Savcı Mehmet Bülbül'e refakat eden arkadaşı İ.S. ise ifadesinde, kapı önünde beklerken tartışma sesi duyduğunu, doktorun 'Kim olursan ol nereye şikayet edersen et, muayeneni yapmıyorum,' 'Çıkartın bunu dışarı' şeklinde bir şeyler söylediğini, Savcı Bey'in de doktorun sakin olmasını istediğini, doktorun da sesini daha fazla yükselterek 'terbiyesiz' dediğini, Savcı Bey'in de doktora 'kapa çeneni' şeklinde uyarıda bulunduğunu ileri sürdü.

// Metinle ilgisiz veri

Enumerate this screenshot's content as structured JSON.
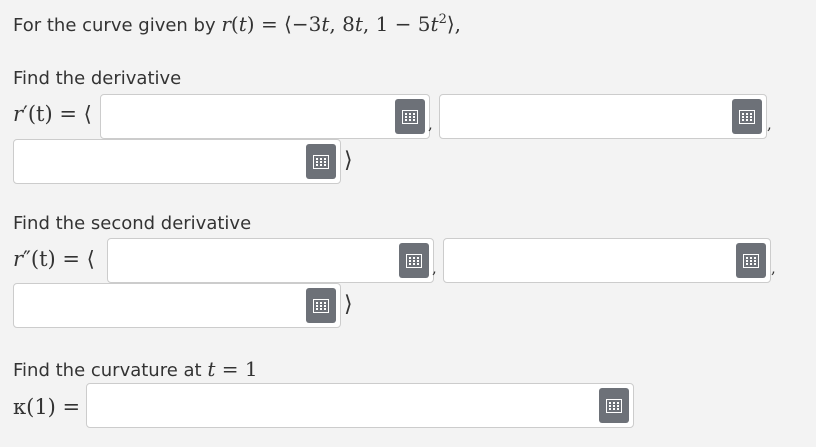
{
  "intro": {
    "prefix": "For the curve given by ",
    "r": "r",
    "t": "t",
    "eq_open": "(",
    "eq_close": ") = ⟨−3",
    "t2": "t",
    "mid": ", 8",
    "t3": "t",
    "tail": ", 1 − 5",
    "t4": "t",
    "sq": "2",
    "end": "⟩,"
  },
  "sections": {
    "first": {
      "heading": "Find the derivative",
      "label_r": "r",
      "label_rest": "′(t) = ⟨",
      "separator": ",",
      "close": "⟩",
      "fields": [
        "",
        "",
        ""
      ]
    },
    "second": {
      "heading": "Find the second derivative",
      "label_r": "r",
      "label_rest": "″(t) = ⟨",
      "separator": ",",
      "close": "⟩",
      "fields": [
        "",
        "",
        ""
      ]
    },
    "third": {
      "heading_prefix": "Find the curvature at ",
      "heading_var": "t",
      "heading_eq": " = 1",
      "label": "κ(1) =",
      "fields": [
        ""
      ]
    }
  },
  "icons": {
    "keypad": "keypad-icon"
  },
  "colors": {
    "background": "#f3f3f3",
    "button": "#6d7178",
    "field_border": "#cccccc"
  }
}
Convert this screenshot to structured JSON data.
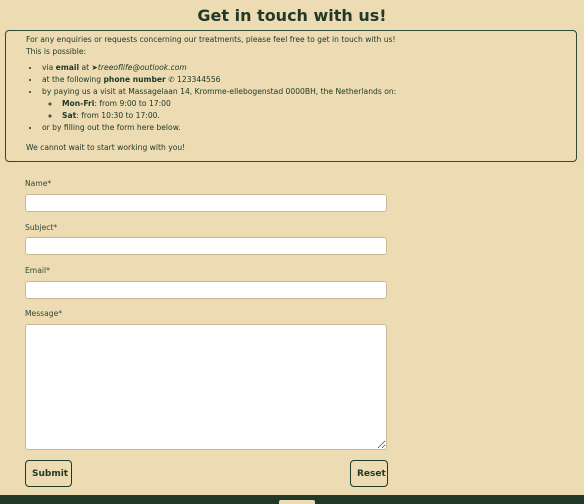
{
  "page": {
    "title": "Get in touch with us!"
  },
  "info": {
    "intro": "For any enquiries or requests concerning our treatments, please feel free to get in touch with us!",
    "possible": "This is possible:",
    "email": {
      "prefix": "via ",
      "bold": "email",
      "at": " at ",
      "address": "treeoflife@outlook.com"
    },
    "phone": {
      "prefix": "at the following ",
      "bold": "phone number",
      "number": "123344556"
    },
    "visit": "by paying us a visit at Massagelaan 14, Kromme-ellebogenstad 0000BH, the Netherlands on:",
    "hours": [
      {
        "day": "Mon-Fri",
        "time": ": from 9:00 to 17:00"
      },
      {
        "day": "Sat",
        "time": ": from 10:30 to 17:00."
      }
    ],
    "form_note": "or by filling out the form here below.",
    "closing": "We cannot wait to start working with you!"
  },
  "form": {
    "name_label": "Name*",
    "subject_label": "Subject*",
    "email_label": "Email*",
    "message_label": "Message*",
    "name_value": "",
    "subject_value": "",
    "email_value": "",
    "message_value": "",
    "submit_label": "Submit",
    "reset_label": "Reset"
  },
  "icons": {
    "email": "paper-plane-icon",
    "phone": "phone-icon"
  },
  "colors": {
    "background": "#eddbb3",
    "primary": "#213a28",
    "input": "#ffffff"
  }
}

Güvenlik görevlisi A.A., sekreter D.Ö.'nin yardım istemesi üzerine odaya gittiklerini, bu sırada Savcı Bey'in parmak sallayarak Dr. Günel'e hitaben 'otur yerine çok konuşma. Sen savcıya böyle davranıyorsan, normal vatandaşa kim bilir nasıl davranıyorsun' dediğini Günel'in de 'Gelip gördün mü gözünle nasıl davrandığımı, bu şekilde beni suçlayamazsın' dediğini anlattı.
Diğer güvenlik görevlisi H.Ç. de ifadesinde şunları söyledi:
"Odaya girdiğimde Dr. Günel, 'Size bakan doktor ben değilim. Bana muayene olmak istiyorsanız randevu almanız gerekiyor, ben bugün sağlık kuruluna bakıyorum' dedi. Bunun üzerine Savcı Bey, işaret parmağını sallayarak 'otur yerine işini yap' dedi."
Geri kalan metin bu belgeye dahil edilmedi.